Ghouse is a writer and curator. With film producer Vic Brooks, she is a recipient of the Andy Warhol Foundation curatorial fellowship for the exhibition Shifting Center at EMPAC in 2023.

In 2020, she curated A Slightly Curving Place at Haus der Kulturen der Welt in Berlin, in the framework of An Archaeology of Sound. She has co-curated Parapolitics: Cultural Freedom and the Cold War (2017) and co-edited its accompanying publication (Sternberg Press 2021), also at Haus der Kulturen der Welt in Berlin.

She began her practice through the curatorial programme at Townhouse Gallery in Cairo, was the first recipient of the FICA-Delfina Research Fellowship and she previously served as director of an experimental exhibition space called Mumbai Art Room.

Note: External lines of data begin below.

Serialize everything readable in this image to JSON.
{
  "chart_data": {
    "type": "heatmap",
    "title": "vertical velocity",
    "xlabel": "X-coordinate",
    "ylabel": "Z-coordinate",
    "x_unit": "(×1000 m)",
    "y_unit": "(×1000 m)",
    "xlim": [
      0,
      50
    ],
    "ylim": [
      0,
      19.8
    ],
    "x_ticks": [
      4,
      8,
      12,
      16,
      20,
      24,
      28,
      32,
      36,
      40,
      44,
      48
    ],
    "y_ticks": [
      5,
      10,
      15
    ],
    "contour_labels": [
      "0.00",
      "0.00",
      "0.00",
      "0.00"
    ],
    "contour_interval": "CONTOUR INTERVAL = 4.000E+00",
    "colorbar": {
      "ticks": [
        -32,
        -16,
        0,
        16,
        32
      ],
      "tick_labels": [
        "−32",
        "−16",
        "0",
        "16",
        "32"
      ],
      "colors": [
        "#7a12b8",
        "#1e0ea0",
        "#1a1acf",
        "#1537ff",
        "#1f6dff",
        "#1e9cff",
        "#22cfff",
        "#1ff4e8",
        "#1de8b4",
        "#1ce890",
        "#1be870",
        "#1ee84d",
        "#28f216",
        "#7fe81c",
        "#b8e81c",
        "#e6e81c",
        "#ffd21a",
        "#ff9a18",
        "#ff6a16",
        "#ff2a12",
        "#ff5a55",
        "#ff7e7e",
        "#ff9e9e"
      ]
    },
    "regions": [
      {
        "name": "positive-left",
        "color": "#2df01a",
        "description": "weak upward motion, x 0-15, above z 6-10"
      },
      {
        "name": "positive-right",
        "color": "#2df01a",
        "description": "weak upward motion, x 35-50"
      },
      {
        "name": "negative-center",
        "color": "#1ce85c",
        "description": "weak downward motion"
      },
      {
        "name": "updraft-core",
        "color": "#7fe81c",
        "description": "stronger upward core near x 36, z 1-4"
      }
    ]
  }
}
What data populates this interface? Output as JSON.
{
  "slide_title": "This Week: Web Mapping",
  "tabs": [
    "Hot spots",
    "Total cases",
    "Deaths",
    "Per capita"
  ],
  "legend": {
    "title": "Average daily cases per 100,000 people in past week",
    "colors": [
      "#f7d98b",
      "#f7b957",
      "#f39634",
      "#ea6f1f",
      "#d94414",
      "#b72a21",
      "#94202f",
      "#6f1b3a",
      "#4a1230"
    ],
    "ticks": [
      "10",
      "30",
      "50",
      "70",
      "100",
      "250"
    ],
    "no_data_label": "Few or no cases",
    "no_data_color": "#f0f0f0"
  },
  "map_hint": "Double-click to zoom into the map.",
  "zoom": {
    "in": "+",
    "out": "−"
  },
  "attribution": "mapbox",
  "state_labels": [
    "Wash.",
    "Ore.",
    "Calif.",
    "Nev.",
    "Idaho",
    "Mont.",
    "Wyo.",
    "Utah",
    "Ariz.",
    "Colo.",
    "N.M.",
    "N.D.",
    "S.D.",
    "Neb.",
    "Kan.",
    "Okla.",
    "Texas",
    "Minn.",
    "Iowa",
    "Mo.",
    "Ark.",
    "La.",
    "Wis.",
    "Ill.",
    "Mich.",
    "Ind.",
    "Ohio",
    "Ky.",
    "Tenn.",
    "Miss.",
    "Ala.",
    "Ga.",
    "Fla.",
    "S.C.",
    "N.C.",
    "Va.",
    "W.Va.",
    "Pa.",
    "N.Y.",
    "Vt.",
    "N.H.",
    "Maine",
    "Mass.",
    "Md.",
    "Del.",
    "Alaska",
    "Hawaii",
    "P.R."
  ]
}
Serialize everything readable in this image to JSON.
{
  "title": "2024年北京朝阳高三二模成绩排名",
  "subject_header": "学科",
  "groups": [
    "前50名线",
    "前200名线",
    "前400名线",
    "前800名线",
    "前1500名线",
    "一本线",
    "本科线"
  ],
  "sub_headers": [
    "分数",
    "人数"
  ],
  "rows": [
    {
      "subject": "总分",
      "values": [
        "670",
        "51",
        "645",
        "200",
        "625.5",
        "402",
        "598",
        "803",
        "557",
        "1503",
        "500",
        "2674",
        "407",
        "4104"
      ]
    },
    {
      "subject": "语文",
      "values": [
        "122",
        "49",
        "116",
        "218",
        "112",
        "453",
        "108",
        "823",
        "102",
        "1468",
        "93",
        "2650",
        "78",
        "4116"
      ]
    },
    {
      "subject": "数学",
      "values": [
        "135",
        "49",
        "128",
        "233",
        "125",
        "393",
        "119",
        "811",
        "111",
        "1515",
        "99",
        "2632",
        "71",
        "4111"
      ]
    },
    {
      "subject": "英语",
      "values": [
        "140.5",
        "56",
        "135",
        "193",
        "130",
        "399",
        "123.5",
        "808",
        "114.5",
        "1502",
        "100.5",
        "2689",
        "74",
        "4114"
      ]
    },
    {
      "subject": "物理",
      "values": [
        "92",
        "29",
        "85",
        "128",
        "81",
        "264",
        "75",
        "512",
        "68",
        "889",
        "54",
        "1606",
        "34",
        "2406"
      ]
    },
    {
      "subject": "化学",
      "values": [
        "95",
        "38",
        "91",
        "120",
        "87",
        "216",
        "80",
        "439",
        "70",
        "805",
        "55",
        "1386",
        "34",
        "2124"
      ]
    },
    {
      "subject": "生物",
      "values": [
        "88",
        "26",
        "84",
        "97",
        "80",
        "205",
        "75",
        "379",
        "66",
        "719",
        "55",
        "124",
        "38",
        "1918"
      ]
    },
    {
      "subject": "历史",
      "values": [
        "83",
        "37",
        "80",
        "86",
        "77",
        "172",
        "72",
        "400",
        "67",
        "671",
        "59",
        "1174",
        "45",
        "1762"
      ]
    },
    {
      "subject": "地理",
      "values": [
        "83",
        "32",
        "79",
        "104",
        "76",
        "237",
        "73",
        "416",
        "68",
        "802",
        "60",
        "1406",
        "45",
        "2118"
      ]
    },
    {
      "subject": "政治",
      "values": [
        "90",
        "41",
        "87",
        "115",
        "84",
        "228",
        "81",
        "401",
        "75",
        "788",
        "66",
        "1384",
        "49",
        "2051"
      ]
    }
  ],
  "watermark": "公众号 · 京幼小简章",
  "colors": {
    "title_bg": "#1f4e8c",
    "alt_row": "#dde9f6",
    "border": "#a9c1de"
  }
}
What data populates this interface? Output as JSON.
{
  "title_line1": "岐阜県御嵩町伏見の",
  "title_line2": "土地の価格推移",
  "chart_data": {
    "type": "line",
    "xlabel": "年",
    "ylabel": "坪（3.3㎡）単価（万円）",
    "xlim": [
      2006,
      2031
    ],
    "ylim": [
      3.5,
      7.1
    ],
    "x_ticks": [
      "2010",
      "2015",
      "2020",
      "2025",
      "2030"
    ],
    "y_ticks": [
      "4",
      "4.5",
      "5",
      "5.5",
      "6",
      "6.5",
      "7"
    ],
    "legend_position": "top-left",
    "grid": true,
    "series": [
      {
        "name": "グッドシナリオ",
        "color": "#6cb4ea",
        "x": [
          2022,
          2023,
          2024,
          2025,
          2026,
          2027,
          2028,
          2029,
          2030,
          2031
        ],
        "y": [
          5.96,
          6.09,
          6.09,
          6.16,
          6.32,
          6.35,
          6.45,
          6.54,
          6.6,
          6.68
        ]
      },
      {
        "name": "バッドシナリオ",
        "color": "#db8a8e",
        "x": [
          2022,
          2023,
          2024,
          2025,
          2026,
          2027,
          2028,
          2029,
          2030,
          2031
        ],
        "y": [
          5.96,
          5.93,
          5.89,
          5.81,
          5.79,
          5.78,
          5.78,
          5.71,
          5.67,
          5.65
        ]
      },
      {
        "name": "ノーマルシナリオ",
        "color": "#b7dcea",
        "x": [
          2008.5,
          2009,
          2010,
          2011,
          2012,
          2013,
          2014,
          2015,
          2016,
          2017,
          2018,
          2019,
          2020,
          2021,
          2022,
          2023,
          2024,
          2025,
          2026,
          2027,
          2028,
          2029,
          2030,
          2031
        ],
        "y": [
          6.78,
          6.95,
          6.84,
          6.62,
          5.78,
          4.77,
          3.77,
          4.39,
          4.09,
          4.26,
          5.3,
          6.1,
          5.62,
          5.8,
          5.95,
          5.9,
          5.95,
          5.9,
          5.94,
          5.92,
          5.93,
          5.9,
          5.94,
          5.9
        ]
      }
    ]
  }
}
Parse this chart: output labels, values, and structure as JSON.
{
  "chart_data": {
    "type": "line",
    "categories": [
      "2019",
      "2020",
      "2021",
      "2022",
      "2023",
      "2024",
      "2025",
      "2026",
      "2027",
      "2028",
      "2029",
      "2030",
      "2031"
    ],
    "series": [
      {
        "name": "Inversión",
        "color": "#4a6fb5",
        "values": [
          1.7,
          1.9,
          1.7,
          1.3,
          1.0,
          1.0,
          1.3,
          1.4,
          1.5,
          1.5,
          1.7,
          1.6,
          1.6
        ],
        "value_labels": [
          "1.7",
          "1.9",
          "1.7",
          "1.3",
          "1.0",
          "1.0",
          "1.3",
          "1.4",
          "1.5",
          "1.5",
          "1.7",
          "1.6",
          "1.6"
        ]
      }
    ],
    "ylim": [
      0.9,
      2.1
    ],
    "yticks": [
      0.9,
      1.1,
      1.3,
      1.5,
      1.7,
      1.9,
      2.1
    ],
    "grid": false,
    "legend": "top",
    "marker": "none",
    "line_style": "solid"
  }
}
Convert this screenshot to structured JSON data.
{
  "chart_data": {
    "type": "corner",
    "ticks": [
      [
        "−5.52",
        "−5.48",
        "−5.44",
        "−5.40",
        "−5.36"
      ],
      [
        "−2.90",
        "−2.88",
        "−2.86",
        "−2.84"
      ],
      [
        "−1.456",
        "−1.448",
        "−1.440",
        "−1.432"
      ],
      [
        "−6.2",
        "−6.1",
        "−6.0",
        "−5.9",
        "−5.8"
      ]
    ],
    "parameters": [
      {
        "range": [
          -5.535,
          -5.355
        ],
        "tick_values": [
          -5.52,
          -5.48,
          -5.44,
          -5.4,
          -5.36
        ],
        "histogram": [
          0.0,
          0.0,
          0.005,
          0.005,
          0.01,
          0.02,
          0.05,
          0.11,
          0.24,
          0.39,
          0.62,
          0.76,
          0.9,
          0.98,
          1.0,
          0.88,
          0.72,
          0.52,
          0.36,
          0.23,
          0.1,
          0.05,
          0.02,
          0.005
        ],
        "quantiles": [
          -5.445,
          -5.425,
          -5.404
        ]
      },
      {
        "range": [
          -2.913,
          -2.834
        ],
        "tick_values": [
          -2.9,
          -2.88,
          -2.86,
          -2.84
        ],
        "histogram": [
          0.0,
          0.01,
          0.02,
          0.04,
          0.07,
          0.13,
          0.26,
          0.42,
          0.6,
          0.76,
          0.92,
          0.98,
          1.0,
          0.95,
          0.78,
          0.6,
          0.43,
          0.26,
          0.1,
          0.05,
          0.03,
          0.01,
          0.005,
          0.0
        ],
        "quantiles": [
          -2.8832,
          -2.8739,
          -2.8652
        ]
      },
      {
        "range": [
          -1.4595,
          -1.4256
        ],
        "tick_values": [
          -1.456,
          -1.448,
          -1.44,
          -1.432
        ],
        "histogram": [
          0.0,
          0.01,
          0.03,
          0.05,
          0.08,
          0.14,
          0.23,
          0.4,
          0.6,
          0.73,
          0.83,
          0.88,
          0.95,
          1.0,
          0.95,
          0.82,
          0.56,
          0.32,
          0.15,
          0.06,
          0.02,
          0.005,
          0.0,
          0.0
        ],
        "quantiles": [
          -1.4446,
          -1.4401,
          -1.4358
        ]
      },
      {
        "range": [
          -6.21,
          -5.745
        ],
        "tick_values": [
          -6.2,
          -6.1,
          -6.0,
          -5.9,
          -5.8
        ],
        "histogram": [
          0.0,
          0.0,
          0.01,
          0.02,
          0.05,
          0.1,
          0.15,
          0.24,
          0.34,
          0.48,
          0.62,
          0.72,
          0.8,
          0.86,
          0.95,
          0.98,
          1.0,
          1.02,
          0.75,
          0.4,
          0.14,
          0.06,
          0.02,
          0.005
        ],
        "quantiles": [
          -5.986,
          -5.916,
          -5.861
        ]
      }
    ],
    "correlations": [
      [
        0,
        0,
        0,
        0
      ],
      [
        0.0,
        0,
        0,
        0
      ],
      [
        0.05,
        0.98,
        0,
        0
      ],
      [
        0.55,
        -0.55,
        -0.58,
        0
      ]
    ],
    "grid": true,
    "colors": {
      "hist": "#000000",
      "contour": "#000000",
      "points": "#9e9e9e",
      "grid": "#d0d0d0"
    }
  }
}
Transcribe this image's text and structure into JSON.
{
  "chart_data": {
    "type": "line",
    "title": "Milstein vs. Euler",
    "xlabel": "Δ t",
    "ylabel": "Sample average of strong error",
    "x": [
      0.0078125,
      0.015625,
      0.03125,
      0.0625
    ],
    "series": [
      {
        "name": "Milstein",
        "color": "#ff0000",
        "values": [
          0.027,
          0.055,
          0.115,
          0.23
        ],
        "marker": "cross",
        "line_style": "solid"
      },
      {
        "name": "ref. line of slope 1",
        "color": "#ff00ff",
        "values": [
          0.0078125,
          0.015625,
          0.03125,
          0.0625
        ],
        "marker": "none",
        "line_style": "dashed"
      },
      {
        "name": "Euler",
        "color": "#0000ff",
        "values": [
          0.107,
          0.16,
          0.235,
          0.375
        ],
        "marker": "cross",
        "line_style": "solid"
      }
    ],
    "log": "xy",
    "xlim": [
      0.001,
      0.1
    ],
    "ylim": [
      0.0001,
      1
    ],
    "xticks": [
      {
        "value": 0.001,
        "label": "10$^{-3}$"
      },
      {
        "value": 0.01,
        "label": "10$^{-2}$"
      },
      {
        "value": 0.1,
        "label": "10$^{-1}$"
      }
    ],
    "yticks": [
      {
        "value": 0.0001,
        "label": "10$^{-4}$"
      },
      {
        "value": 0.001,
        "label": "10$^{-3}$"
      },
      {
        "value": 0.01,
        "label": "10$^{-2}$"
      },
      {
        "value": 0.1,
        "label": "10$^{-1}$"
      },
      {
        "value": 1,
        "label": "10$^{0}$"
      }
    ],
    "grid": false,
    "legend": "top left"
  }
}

Alserkal Arts Foundation commissions artistic projects, hosts and conceptualises exhibitions, and supports alternative learning. Its Research Grants are awarded to individuals and collectives who disrupt conventional models and methods.

Cinema Akil is an independent cinema platform that brings quality films from across the world to the audiences in the UAE. Launched in 2014 as a nomadic cinema, Cinema Akil has held over 60 pop-up cinemas attracting over 65,000 attendees in Dubai, Abu Dhabi and Sharjah.

In 2018, it opened its first permanent location in Al Quoz, Dubai making it the GCC’s first arthouse cinema. Cinema Akil is a member of the Network of Arab Alternative Screens (NAAS) which includes members from the MENA region such as Metropolis in Beirut, Zawya in Cairo and Cinematheque du Tangier in Morocco.